The LVCO (low voltage cut-out, aka battery protector etc) would disconnect the offending load - ie, the alarm.
Though I often recommend the ~$20 MW728 battery protector with 10A switching capacity, I won't in this case because it draws 10mA when merely sitting there monitoring, and more when its relay is switched on. I don't recall its "on" draw, but it is probably in excess of 50mA which is significant compared to your load. IE - if it's 90mA, your battery reserve time is halved (approximately).
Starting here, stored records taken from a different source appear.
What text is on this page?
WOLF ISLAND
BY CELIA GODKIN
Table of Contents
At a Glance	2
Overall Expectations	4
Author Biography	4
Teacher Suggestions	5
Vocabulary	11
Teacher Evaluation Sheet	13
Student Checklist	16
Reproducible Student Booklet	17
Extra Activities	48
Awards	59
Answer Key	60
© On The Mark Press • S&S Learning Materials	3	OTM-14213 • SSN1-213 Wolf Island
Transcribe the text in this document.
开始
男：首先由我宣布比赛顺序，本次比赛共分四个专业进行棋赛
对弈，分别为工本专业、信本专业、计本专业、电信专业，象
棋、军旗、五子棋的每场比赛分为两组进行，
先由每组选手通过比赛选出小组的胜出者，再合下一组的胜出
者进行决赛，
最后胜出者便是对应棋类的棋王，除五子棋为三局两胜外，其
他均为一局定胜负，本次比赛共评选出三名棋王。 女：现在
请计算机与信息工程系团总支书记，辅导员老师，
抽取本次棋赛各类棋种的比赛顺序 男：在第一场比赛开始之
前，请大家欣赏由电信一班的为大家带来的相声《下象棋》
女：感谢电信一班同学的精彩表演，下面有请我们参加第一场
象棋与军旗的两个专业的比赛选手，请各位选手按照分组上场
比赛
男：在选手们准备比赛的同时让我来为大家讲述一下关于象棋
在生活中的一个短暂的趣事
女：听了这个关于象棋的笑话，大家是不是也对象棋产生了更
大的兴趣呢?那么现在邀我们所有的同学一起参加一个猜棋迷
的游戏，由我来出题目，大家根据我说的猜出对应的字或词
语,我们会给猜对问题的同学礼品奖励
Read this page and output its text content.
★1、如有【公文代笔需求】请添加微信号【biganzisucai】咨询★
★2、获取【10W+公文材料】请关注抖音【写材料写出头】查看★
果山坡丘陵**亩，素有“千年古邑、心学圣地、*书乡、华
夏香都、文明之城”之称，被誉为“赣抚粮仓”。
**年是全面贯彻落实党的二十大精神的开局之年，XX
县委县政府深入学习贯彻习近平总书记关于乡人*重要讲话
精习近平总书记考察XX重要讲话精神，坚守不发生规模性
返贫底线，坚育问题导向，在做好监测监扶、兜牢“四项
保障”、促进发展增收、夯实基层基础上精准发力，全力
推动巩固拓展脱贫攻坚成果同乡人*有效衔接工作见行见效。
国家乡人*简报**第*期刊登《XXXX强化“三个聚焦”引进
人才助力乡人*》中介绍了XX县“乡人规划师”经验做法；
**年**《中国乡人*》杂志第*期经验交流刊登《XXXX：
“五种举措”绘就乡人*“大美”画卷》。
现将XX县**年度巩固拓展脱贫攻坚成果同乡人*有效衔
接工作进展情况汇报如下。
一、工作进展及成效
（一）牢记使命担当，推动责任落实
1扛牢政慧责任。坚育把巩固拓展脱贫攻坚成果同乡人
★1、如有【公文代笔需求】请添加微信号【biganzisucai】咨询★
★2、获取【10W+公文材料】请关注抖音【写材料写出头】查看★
The was an AUD$22 kit from Oatley electronics but I think that has been discontinued (Oatley kit K227
12-24V Dual Battery Controller). It has a standby consumption of 50uA, or 500uA with status LED, and uses a latching relay with an 80A contact rating. Hence it's a mere 50uA or 500uA (ie 200 or 20 times less than the OFF MW728) except when changing relay state - ie, off to on or on to off.
There would be low current circuits - maybe using MOSFETs instead of relays - but I'm unsure of commercially supplied units or kits. (Are you keen to DIY build an electronic circuit? Or hack some commercially available offering?)
A key consideration is the hysteresis - ie, LVCOs or battery protectors as with voltage sensing "battery isolators" have a disconnect (load) voltage and a reconnect voltage.
When a load is removed from a battery, the battery self recovers and increases its terminal voltage. You'd probably want the alarm/load to NOT reconnect unless the voltage exceeds (say) 12.6, ie the battery has been reasonably recharged. (I had a circuit for the MW728 to be isolated once it doodie the load off, tho that involved a relay. But the same principle could be used on others, and a MOSFET used instead of a relay.)
FYI - I have written about a long unused but fully charged 40AH AGM (identical to the AGM I mentioned above) that caused "hunting" - the MW728 with cut-in voltage of 12.5V and cut-out of 11.8V when powering a 4A cooler would switch in & out over 30 second cycles. That was due to a "weak" battery and it was solved one the AGM has a 'proper' charge off the alternator - ie, a high current blast that blew away
the cobwebs. Yep, alternators are often better than battery charges (because they can supply heaps of Amps).
And yet again I recall on of my gurus saying "
batteries are more of an art than a science".